1st Kinematiks: The kinetical Energy Ekin = mv²/2 = 3kT/2 meaning v²~T. When particles get faster, temperature rises. Ideal gas means, that molecules are arbitrarily small balls, that can exclusivly interact through fully elastic collision. Famous image are a few jumping balls in a box (forget about gravity, friction,... ideal!). The box has a volume. Compression is reducing volume, while letting all molecules stay inside the volume. Now, when all balls are coincidently on one side (happens often with few molecules, more seldomly with large numbers, but that does not chenge the principle), insert a wall that cuts off some space (ever played jezzball?). The balls are not touched, so they won't change their actual speed or direction, themperature is not changed . Just volume is reduced. The number of balls per volume increased, more bounces of balls at the walls per surface, meaning higher pressure.

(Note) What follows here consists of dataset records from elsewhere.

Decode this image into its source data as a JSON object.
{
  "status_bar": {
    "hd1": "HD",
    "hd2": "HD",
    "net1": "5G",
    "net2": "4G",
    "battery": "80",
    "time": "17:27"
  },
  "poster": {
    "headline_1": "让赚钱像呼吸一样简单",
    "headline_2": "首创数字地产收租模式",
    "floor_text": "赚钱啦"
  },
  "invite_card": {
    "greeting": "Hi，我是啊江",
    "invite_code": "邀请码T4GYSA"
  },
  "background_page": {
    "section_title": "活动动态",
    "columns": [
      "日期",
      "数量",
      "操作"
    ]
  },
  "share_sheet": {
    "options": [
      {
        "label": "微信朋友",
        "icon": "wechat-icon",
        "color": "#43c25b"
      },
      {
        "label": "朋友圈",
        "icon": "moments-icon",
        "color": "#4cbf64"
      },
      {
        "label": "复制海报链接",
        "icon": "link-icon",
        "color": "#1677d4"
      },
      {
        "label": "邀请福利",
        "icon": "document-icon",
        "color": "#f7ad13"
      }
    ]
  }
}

2nd Energy conservation: In my before post I assumed that all the work (=energy used for compression) was transfered into the pressure and not changing the Temperature. Now assume that some of the work is transferred into rising the temperature. Meaning less work transferred into pressure. [pV =NkT] In other words the increase of p will not compensate the decrease of V any more. pV is not constant but decreasing. pV decreasing => NkT decreasing. So now we have something odd. Deacreasing of V now implies decreasing of T. But took away energy from pressure increase to increase Temperature. Thats an contradiction. The assumption cannot be nature.

If you now ask where the energy for temperature increase comes from...

mimesot wrote:On a realistic gas, particles are interacting, every particle in it's neighbors interaction potential. A energetically negative (binding) potential. If molecules come closer in average - meaning th gas is kompressed - they are in average more in their neighbors potentials, their av. potential energy sinking. Due to conservation of energy their av. kinetic energy will rise accordingly, meaning it will get hotter there.


A real gas provides the properties you ask for.